“The Venezuelan geographical space is an area of peace. No foreign power or coalition may establish foreign military bases nor any other kind of military-purpose installations.” That is...
“The Venezuelan geographical space is an area of peace. No foreign power or coalition may establish foreign military bases nor any other kind of military-purpose installations.”
That is part of Article 13 of the Venezuelan Constitution, and it is crystal clear. Which is why the news that Russia was looking to build military bases in, among other places, Venezuela, came as such a shocker.
The foreign media has taken these comments with a heavy dose of alarm. For example, here is Mary Anastasia O’Grady in today’s WSJ:
“On Wednesday, as Venezuelan strongman Nicólas Maduro was promising more repression to crush relentless student protests, Russian Defense Minister Sergei Shoigu told reporters that Moscow plans to put military bases in Venezuela, Nicaragua and Cuba. A few days later a Russian spy ship arrived in Havana harbor unannounced.
The usual Cold War suspects are back. More accurately, they never left. Former KGB officer Vladimir Putin is warning President Obama that Russia can make trouble in the Americas if the U.S. insists on solidarity with the Ukrainian people. Meanwhile, Latin America’s aging Marxists are lining up behind Mr. Maduro, successor to the late Hugo Chávez.”

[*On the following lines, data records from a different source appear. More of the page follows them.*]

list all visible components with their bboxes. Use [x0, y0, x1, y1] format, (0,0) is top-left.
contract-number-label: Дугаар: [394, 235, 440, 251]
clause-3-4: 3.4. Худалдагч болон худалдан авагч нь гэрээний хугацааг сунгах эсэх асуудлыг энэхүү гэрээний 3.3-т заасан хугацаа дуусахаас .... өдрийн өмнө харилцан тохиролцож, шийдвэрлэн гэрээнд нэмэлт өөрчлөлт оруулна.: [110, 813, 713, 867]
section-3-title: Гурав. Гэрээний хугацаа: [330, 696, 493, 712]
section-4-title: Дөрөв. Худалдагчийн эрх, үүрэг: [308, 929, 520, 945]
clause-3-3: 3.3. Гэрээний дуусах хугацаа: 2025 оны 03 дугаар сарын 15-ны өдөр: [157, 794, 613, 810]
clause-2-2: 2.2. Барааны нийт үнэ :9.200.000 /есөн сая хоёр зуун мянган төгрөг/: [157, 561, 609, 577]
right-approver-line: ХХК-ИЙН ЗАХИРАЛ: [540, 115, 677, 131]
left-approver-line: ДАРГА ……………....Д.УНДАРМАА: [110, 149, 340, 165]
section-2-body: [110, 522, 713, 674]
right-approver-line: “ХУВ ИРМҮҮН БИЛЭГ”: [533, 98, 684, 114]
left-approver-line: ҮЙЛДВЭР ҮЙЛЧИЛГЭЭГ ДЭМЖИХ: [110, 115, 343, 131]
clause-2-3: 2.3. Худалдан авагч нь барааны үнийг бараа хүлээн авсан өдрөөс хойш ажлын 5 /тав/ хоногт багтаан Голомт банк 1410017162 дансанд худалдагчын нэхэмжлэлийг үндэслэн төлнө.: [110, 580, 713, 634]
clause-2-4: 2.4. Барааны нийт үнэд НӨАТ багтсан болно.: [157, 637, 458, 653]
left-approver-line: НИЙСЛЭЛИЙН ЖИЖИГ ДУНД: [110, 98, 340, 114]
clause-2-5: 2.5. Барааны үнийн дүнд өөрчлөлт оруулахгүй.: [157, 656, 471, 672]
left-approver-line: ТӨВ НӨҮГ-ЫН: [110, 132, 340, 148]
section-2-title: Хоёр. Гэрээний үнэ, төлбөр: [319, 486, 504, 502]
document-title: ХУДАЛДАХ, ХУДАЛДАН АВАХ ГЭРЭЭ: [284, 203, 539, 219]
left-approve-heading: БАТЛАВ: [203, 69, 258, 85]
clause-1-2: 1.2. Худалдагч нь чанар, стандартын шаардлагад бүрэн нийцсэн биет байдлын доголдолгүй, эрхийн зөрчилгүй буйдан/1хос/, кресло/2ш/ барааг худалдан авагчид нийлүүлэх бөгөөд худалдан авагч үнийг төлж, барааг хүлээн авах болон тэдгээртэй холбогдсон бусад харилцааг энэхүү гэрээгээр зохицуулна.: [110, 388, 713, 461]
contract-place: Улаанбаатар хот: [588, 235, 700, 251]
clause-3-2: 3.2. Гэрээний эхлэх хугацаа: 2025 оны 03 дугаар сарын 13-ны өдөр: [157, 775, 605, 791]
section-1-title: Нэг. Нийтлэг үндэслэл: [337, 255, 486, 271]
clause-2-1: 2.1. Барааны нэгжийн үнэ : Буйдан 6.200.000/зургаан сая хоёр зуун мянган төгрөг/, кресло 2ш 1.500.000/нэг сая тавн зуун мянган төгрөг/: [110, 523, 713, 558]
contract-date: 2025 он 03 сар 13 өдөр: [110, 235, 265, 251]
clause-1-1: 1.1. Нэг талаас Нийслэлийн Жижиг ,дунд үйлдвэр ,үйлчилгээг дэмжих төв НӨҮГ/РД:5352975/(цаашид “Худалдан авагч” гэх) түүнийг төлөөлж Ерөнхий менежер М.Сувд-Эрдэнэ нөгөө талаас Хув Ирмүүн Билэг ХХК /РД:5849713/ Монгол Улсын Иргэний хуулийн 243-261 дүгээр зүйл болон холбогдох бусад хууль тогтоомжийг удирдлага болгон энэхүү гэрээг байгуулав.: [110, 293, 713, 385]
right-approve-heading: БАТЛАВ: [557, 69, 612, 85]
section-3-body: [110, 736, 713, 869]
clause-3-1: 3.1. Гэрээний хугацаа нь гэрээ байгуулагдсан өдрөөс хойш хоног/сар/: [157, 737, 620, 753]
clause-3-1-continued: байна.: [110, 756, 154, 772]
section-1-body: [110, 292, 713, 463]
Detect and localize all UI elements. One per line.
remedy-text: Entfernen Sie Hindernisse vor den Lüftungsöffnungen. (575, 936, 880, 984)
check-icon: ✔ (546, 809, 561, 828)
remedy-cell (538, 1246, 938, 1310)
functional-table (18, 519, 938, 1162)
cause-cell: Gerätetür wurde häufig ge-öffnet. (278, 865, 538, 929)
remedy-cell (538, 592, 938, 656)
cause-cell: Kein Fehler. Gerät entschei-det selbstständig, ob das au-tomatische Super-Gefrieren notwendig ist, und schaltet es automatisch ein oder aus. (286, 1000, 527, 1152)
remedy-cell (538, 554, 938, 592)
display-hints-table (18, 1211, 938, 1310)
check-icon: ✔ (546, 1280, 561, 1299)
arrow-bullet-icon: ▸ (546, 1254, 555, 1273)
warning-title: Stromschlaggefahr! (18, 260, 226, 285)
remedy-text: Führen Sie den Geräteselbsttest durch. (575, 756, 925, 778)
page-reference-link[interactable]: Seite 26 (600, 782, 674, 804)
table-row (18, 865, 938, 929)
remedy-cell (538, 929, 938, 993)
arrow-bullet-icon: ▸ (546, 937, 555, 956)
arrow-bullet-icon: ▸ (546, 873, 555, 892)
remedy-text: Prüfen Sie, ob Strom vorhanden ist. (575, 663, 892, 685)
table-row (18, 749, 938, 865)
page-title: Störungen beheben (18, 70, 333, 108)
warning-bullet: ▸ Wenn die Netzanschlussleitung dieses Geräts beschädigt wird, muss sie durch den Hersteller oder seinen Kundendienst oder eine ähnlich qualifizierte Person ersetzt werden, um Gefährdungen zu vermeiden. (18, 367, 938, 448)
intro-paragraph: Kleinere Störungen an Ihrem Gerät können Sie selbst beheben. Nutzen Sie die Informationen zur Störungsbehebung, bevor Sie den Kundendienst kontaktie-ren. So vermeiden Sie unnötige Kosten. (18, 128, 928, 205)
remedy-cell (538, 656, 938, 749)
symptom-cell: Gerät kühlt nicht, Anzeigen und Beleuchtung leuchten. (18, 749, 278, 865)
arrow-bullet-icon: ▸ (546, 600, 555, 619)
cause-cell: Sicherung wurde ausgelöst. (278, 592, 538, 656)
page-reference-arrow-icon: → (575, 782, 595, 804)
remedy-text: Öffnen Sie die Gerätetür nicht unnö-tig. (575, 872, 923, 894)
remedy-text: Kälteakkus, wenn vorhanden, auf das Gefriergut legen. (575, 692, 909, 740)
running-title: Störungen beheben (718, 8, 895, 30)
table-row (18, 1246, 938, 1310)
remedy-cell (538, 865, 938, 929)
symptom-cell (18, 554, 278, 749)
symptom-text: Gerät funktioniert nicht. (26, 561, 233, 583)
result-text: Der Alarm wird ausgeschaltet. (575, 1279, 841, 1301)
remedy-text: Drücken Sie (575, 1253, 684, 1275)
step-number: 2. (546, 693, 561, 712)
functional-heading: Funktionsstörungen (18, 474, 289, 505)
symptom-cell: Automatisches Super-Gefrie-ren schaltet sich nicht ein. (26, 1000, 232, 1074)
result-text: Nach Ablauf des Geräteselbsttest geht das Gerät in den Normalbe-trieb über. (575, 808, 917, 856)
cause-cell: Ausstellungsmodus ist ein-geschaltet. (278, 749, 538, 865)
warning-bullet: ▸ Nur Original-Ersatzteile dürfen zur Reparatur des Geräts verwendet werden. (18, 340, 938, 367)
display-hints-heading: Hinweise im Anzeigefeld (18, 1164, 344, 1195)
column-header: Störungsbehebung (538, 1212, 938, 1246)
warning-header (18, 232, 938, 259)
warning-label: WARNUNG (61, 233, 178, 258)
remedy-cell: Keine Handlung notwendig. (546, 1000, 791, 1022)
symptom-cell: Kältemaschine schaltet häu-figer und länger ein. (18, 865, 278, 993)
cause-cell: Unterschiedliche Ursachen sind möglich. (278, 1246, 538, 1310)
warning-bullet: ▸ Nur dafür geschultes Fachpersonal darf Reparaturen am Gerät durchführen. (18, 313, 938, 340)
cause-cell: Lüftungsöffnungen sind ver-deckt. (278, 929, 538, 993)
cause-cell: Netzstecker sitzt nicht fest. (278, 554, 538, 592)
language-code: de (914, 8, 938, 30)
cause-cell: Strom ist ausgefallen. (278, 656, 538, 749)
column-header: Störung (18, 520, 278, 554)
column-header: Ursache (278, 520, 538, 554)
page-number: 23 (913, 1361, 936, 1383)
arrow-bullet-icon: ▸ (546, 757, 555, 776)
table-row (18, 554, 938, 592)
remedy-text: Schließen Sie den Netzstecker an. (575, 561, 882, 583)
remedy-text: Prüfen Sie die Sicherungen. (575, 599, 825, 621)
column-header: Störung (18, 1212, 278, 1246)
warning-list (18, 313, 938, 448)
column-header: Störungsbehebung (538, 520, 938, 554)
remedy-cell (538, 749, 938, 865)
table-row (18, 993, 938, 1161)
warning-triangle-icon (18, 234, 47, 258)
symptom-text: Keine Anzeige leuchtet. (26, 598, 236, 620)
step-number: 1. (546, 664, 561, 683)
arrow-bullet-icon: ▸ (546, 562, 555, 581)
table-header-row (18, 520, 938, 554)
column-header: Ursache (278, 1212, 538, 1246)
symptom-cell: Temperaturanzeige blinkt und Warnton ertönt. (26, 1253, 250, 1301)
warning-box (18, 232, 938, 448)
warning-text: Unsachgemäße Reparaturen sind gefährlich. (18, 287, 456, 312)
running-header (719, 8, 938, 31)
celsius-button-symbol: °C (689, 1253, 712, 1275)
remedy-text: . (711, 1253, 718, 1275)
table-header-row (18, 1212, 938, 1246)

The possibility that Russia might plant itself on Venezuelan soil is certainly dangerous. At a time when the Cold War has never shown more signs of springing back to life, with Putin invading his neighbor and the US finding itself at odds with how to deal with him, the Russian President’s ambition is to stir the American pot as much as he can. If he can get away with military bases in Latin America, he will.
The problem is that Venezuelan Foreign Minister Elías Jaua has already said that, no, according to the Constitution, Russia cannot have a military base in Venezuela.
Could Jaua and Maduro go back on their word? Absolutely. But in the meantime, we need to be careful about stirring up old ghosts and nonexistent threats.
I’m no expert on the Cold War, but if there is one thing we learned from it, it’s that countries like ours were treated as roadkill in the bloody games played by higher powers. We need to nip this idea of Russian military bases in the bud, and prevent it from escalating. It’s the only responsible thing to do.